Evelyn Hitchman Divelbiss

Honored by:Mary E. Richards, Ann Richards, Sarah Richards and Robin Richards
Brick location:B:2  map

Evelyn Hitchman Divelbiss

1906-2004

 

Hermia Evelyn Hitchman Divelbiss was born September 8, 1906, in the hamlet of Butler, Ohio, the second of the four daughters of Jessie Lewis Hitchman and Albert Hitchman, Sr. As often happens with second children, she developed an adventurous personality. In fact, she was a bit of a tomboy. She was the sister who built a wagon from a wooden crate and baby carriage wheels, who ran track in high school and played softball in college, who still remembers with delight a one-mile sled ride with a high school friend made at such high speed that her eyes shed tears, and whose face peers out solemnly from behind her drum set in photos of the high school band. At age five she went to the grade school when classes were dismissed to escort her older sister home and beat up the first grade boys who had been bullying her. And Evelyn was the girl who one April first told her straight-laced bachelor neighbor that he was wanted on the phone at the house down the block that boasted one of the few phones in town. She yelled “April Fool” as he was about to knock on the door, and then ran like the wind with him in hot pursuit.

Evelyn was always a very small person—her height never exceeded 4’ 10”—which earned her the nickname “Dot,” but her energy and enthusiasm were never small. She inherited a love of the theatrical from her mother, and the boy who grew up to be her husband remembered her as the star of the high school play “The Little Clodhopper” in which he had a bit part. That stage triumph took place only a few days before Evelyn and her sisters lost their mother to pneumonia. Their father remarried within a year, and Evelyn and her older sister went to live with their maternal grandmother. Those three women—Evelyn, her mother Jessie Lewis Hitchman, and her grandmother Elosia Minerva Ross Lewis—were powerful role models for the three generations of women who have thus far followed them.

Evelyn maintained a life-long love of nature and the environment. She enjoyed bird watching and the active encouragement of nesting songbirds—and, coincidentally, the discouragement of critters harmful to them. She had no qualms about nailing a nest-robbing squirrel with a twenty-two rifle, or removing a cowbird egg from a songbird nest with a long-handled plastic iced tea spoon. She never hesitated to hive a swarm of bees, though being stung made her swell up remarkably. She was interested in reptiles and amphibians (especially toads) and spiders, and sometimes kept a praying mantis on our screened porch, feeding it crickets for dinner and drinks of water from a teaspoon. Her example fostered a love of nature and biology in her children as well.

Evelyn was the first of her family, and the only one of her generation, to continue her education after high school. She accomplished that as so many others did: by attending Normal School for a year and then plunging right into teaching. She first taught in a one-room school a couple of miles from Butler, to which she walked every day early enough to start the fire on cold days. The next year she got a job in the town of Shelby, one county away from her home, which seemed a long way to her.

The Normal School days cultivated the relationship between her and Charles Divelbiss, who had gone to Normal School the year before and was driving from Butler the fifteen miles to Mansfield to teach each day. At her grandmother’s suggestion, Evelyn began making the drive with him. The rest is family history, to borrow a phrase. Their courtship continued until they were both twenty-four, when they married in the first full year of the Great Depression. The decision to marry ended Evelyn’s classroom career except for occasional substitute teaching, since married women were not considered suitable teachers, but it also launched her on a career of community service and leadership in her church.
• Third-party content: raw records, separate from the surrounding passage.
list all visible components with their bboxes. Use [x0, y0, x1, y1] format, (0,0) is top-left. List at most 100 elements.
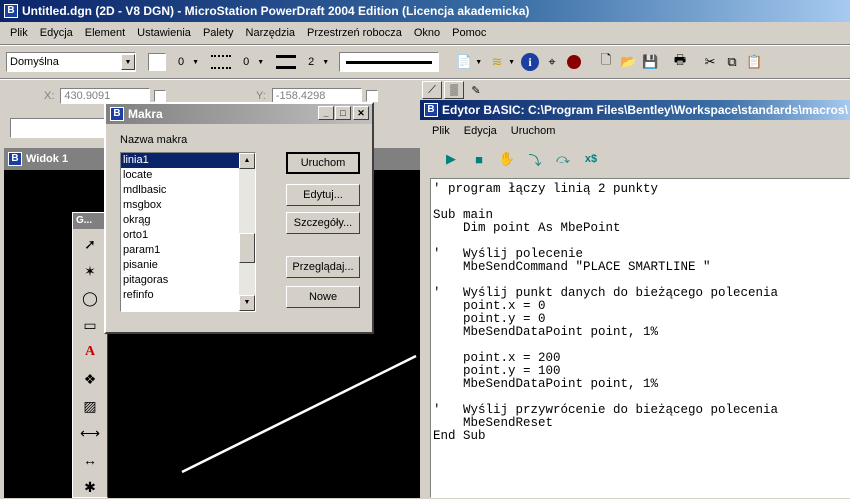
chevron-down-icon[interactable]: ▼	[475, 59, 482, 66]
view-title: Widok 1	[26, 153, 69, 165]
chevron-down-icon[interactable]: ▼	[322, 59, 329, 66]
text-tool-icon[interactable]: A	[78, 340, 102, 364]
list-item[interactable]: okrąg	[121, 213, 255, 228]
scroll-thumb[interactable]	[239, 233, 255, 263]
line-weight-icon[interactable]	[276, 55, 297, 69]
run-button[interactable]: Uruchom	[286, 152, 360, 174]
menu-separator	[0, 44, 850, 46]
paste-icon[interactable]: 📋	[743, 51, 765, 73]
maximize-icon[interactable]: □	[335, 106, 351, 120]
editor-title-bar[interactable]: B Edytor BASIC: C:\Program Files\Bentley…	[420, 100, 850, 120]
fence-icon[interactable]: ✶	[78, 259, 102, 283]
layers-icon[interactable]: ≋	[486, 51, 508, 73]
edit-icon[interactable]: ✎	[466, 81, 486, 99]
open-folder-icon[interactable]: 📂	[617, 51, 639, 73]
browse-button[interactable]: Przeglądaj...	[286, 256, 360, 278]
app-title: Untitled.dgn (2D - V8 DGN) - MicroStatio…	[22, 4, 530, 18]
cell-icon[interactable]: ❖	[78, 367, 102, 391]
save-icon[interactable]: 💾	[639, 51, 661, 73]
editor-title: Edytor BASIC: C:\Program Files\Bentley\W…	[442, 103, 848, 117]
pattern-icon[interactable]: ▨	[78, 394, 102, 418]
chevron-down-icon[interactable]: ▼	[192, 59, 199, 66]
list-item[interactable]: mdlbasic	[121, 183, 255, 198]
watch-variable-icon[interactable]: x$	[580, 148, 602, 170]
copy-icon[interactable]: ⧉	[721, 51, 743, 73]
cut-icon[interactable]: ✂	[699, 51, 721, 73]
step-into-icon[interactable]: ⤵	[524, 148, 546, 170]
macro-list-label: Nazwa makra	[120, 134, 188, 146]
secondary-tool-strip: ⟋ ▒ ✎	[422, 80, 850, 100]
scroll-down-icon[interactable]: ▼	[239, 295, 255, 311]
select-arrow-icon[interactable]: ➚	[78, 232, 102, 256]
list-item[interactable]: msgbox	[121, 198, 255, 213]
bulb-icon[interactable]: ✱	[78, 475, 102, 499]
scroll-up-icon[interactable]: ▲	[239, 153, 255, 169]
info-icon[interactable]: i	[519, 51, 541, 73]
menu-ustawienia[interactable]: Ustawienia	[137, 27, 191, 39]
circle-icon[interactable]: ◯	[78, 286, 102, 310]
editor-menu-plik[interactable]: Plik	[432, 125, 450, 137]
palette-title[interactable]: G...	[73, 213, 107, 229]
menu-okno[interactable]: Okno	[414, 27, 440, 39]
macros-dialog-title-bar[interactable]: B Makra _ □ ✕	[106, 104, 372, 124]
measure-distance-icon[interactable]: ↔	[78, 448, 102, 472]
line-style-icon[interactable]	[211, 55, 232, 69]
list-item[interactable]: pisanie	[121, 258, 255, 273]
new-file-icon[interactable]: 🗋	[595, 51, 617, 73]
new-macro-button[interactable]: Nowe	[286, 286, 360, 308]
list-scrollbar[interactable]: ▲ ▼	[239, 153, 255, 311]
hand-icon[interactable]: ✋	[496, 148, 518, 170]
list-item[interactable]: pitagoras	[121, 273, 255, 288]
snap-icon[interactable]: ⌖	[541, 51, 563, 73]
x-lock-checkbox[interactable]	[154, 90, 167, 102]
list-item[interactable]: locate	[121, 168, 255, 183]
fill-icon[interactable]: ▒	[444, 81, 464, 99]
menu-element[interactable]: Element	[85, 27, 125, 39]
menu-edycja[interactable]: Edycja	[40, 27, 73, 39]
level-dropdown[interactable]: Domyślna ▼	[6, 52, 136, 72]
minimize-icon[interactable]: _	[318, 106, 334, 120]
details-button[interactable]: Szczegóły...	[286, 212, 360, 234]
step-over-icon[interactable]: ⤼	[552, 148, 574, 170]
y-lock-checkbox[interactable]	[365, 90, 378, 102]
stop-icon[interactable]: ■	[468, 148, 490, 170]
record-icon[interactable]	[563, 51, 585, 73]
line-preview-bar	[346, 60, 433, 64]
macro-listbox[interactable]: linia1 locate mdlbasic msgbox okrąg orto…	[120, 152, 256, 312]
chevron-down-icon[interactable]: ▼	[257, 59, 264, 66]
editor-menu-uruchom[interactable]: Uruchom	[511, 125, 556, 137]
y-coord-label: Y:	[256, 90, 266, 102]
document-icon[interactable]: 📄	[453, 51, 475, 73]
measure-icon[interactable]: ⟋	[422, 81, 442, 99]
close-icon[interactable]: ✕	[353, 106, 369, 120]
edit-button[interactable]: Edytuj...	[286, 184, 360, 206]
menu-przestrzen-robocza[interactable]: Przestrzeń robocza	[307, 27, 402, 39]
editor-menu-edycja[interactable]: Edycja	[464, 125, 497, 137]
line-preview[interactable]	[339, 52, 440, 72]
view-icon: B	[8, 152, 22, 166]
attributes-toolbar: Domyślna ▼ 0 ▼ 0 ▼ 2 ▼ 📄 ▼ ≋ ▼ i ⌖ 🗋 📂 💾…	[6, 50, 846, 74]
level-value: Domyślna	[10, 56, 59, 68]
dimension-icon[interactable]: ⟷	[78, 421, 102, 445]
menu-palety[interactable]: Palety	[203, 27, 234, 39]
chevron-down-icon[interactable]: ▼	[508, 59, 515, 66]
list-item[interactable]: orto1	[121, 228, 255, 243]
menu-pomoc[interactable]: Pomoc	[452, 27, 486, 39]
caption-buttons: _ □ ✕	[317, 106, 369, 120]
basic-editor-window: B Edytor BASIC: C:\Program Files\Bentley…	[420, 100, 850, 498]
color-swatch[interactable]	[148, 53, 166, 71]
print-icon[interactable]: 🖶	[669, 51, 691, 73]
key-in-field[interactable]	[10, 118, 106, 138]
run-icon[interactable]: ▶	[440, 148, 462, 170]
list-item[interactable]: refinfo	[121, 288, 255, 303]
main-menu-bar: Plik Edycja Element Ustawienia Palety Na…	[0, 22, 850, 44]
macros-dialog-icon: B	[110, 107, 124, 121]
weight-value: 2	[308, 56, 315, 68]
code-editor[interactable]: ' program łączy linią 2 punkty Sub main …	[430, 178, 850, 498]
list-item[interactable]: linia1	[121, 153, 241, 168]
list-item[interactable]: param1	[121, 243, 255, 258]
menu-narzedzia[interactable]: Narzędzia	[246, 27, 296, 39]
menu-plik[interactable]: Plik	[10, 27, 28, 39]
drawn-line[interactable]	[181, 354, 417, 474]
rectangle-icon[interactable]: ▭	[78, 313, 102, 337]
She also devoted much time to extended family and child-rearing activities. Her daughter and two sons all grew up to graduate from college and go on to earn graduate degrees. She fostered in the three of them a curiosity about and a love of the physical world, an empathetic concern for others, and regard for the lessons of history and for intellectual endeavors in general. She taught by example the difficult parenting skills required to give support while encouraging independence. She never pried into her children’s possessions or lives, and throughout her whole life remained open to new ideas and cultural change while maintaining a solid moral compass-point.
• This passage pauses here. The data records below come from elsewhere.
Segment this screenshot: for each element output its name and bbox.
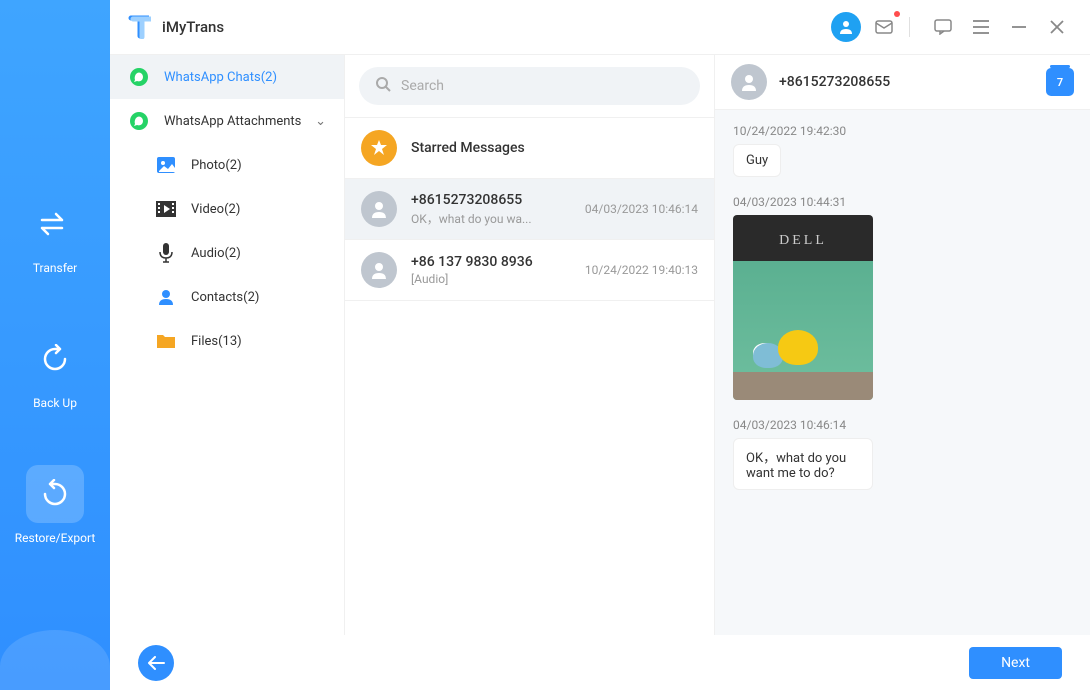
chat-title: Starred Messages [411, 140, 698, 156]
rail-label: Back Up [33, 396, 77, 410]
sidebar-item-label: WhatsApp Chats(2) [164, 70, 277, 85]
header-divider [909, 17, 910, 37]
sidebar-item-files[interactable]: Files(13) [110, 319, 344, 363]
sidebar: WhatsApp Chats(2) WhatsApp Attachments ⌄… [110, 55, 345, 635]
transfer-icon [26, 195, 84, 253]
message-time: 10/24/2022 19:42:30 [733, 124, 1072, 138]
chat-row[interactable]: +86 137 9830 8936 [Audio] 10/24/2022 19:… [345, 240, 714, 301]
logo-icon [128, 15, 152, 39]
calendar-day-number: 7 [1057, 76, 1063, 89]
conversation-body[interactable]: 10/24/2022 19:42:30 Guy 04/03/2023 10:44… [715, 110, 1090, 635]
footer: Next [110, 635, 1090, 690]
content: WhatsApp Chats(2) WhatsApp Attachments ⌄… [110, 55, 1090, 635]
chat-time: 04/03/2023 10:46:14 [585, 202, 698, 216]
message-bubble: OK，what do you want me to do? [733, 438, 873, 490]
sidebar-item-label: Contacts(2) [191, 290, 259, 305]
chat-time: 10/24/2022 19:40:13 [585, 263, 698, 277]
whatsapp-icon [128, 110, 150, 132]
avatar [731, 64, 767, 100]
message-time: 04/03/2023 10:46:14 [733, 418, 1072, 432]
chat-row-starred[interactable]: Starred Messages [345, 118, 714, 179]
main-area: iMyTrans WhatsApp Ch [110, 0, 1090, 690]
chat-row[interactable]: +8615273208655 OK，what do you wa... 04/0… [345, 179, 714, 240]
chat-title: +86 137 9830 8936 [411, 254, 571, 270]
sidebar-item-label: Audio(2) [191, 246, 241, 261]
sidebar-item-label: Video(2) [191, 202, 240, 217]
message-time: 04/03/2023 10:44:31 [733, 195, 1072, 209]
left-rail: Transfer Back Up Restore/Export [0, 0, 110, 690]
close-icon[interactable] [1042, 12, 1072, 42]
search-input[interactable] [401, 78, 684, 94]
whatsapp-icon [128, 66, 150, 88]
sidebar-item-attachments[interactable]: WhatsApp Attachments ⌄ [110, 99, 344, 143]
feedback-icon[interactable] [928, 12, 958, 42]
account-icon[interactable] [831, 12, 861, 42]
video-icon [155, 198, 177, 220]
message-bubble: Guy [733, 144, 781, 177]
chat-title: +8615273208655 [411, 192, 571, 208]
photo-icon [155, 154, 177, 176]
sidebar-item-photo[interactable]: Photo(2) [110, 143, 344, 187]
image-text: DELL [733, 233, 873, 249]
conversation-header: +8615273208655 7 [715, 55, 1090, 110]
chat-preview: OK，what do you wa... [411, 210, 571, 227]
rail-item-transfer[interactable]: Transfer [15, 195, 95, 275]
rail-label: Restore/Export [15, 531, 96, 545]
rail-label: Transfer [33, 261, 77, 275]
message-image[interactable]: DELL [733, 215, 873, 400]
app-title: iMyTrans [162, 18, 224, 36]
chat-list: Starred Messages +8615273208655 OK，what … [345, 55, 715, 635]
sidebar-item-chats[interactable]: WhatsApp Chats(2) [110, 55, 344, 99]
folder-icon [155, 330, 177, 352]
next-button[interactable]: Next [969, 647, 1062, 679]
backup-icon [26, 330, 84, 388]
chat-preview: [Audio] [411, 272, 571, 286]
star-icon [361, 130, 397, 166]
search-icon [375, 76, 391, 96]
avatar [361, 252, 397, 288]
back-button[interactable] [138, 645, 174, 681]
sidebar-item-audio[interactable]: Audio(2) [110, 231, 344, 275]
mail-icon[interactable] [869, 12, 899, 42]
conversation-title: +8615273208655 [779, 74, 1034, 90]
calendar-icon[interactable]: 7 [1046, 68, 1074, 96]
menu-icon[interactable] [966, 12, 996, 42]
header: iMyTrans [110, 0, 1090, 55]
sidebar-item-label: WhatsApp Attachments [164, 114, 301, 129]
avatar [361, 191, 397, 227]
chevron-down-icon: ⌄ [315, 114, 326, 129]
sidebar-item-label: Files(13) [191, 334, 242, 349]
minimize-icon[interactable] [1004, 12, 1034, 42]
decoration-cloud [0, 630, 110, 690]
sidebar-item-contacts[interactable]: Contacts(2) [110, 275, 344, 319]
sidebar-item-video[interactable]: Video(2) [110, 187, 344, 231]
logo: iMyTrans [128, 15, 224, 39]
search-box[interactable] [359, 67, 700, 105]
rail-item-restore[interactable]: Restore/Export [15, 465, 95, 545]
sidebar-item-label: Photo(2) [191, 158, 242, 173]
conversation: +8615273208655 7 10/24/2022 19:42:30 Guy… [715, 55, 1090, 635]
restore-icon [26, 465, 84, 523]
audio-icon [155, 242, 177, 264]
contacts-icon [155, 286, 177, 308]
rail-item-backup[interactable]: Back Up [15, 330, 95, 410]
Evelyn and her husband lived a relationship admirable for its equality, mutual respect and love for each other. They opened their hearts and home to many people besides their own family, and folks as far away as Montana and Korea called them "Mom and Dad." Their joint beekeeping hobby took them around the world, and gained them friends in many countries. Despite being a world traveler though, Evelyn remained, to quote one of her granddaughters, a straight-from-central-casting grandma, with a never-empty cookie jar and always open arms. Her full and meaningful life remains an inspiration to her family and all who knew her.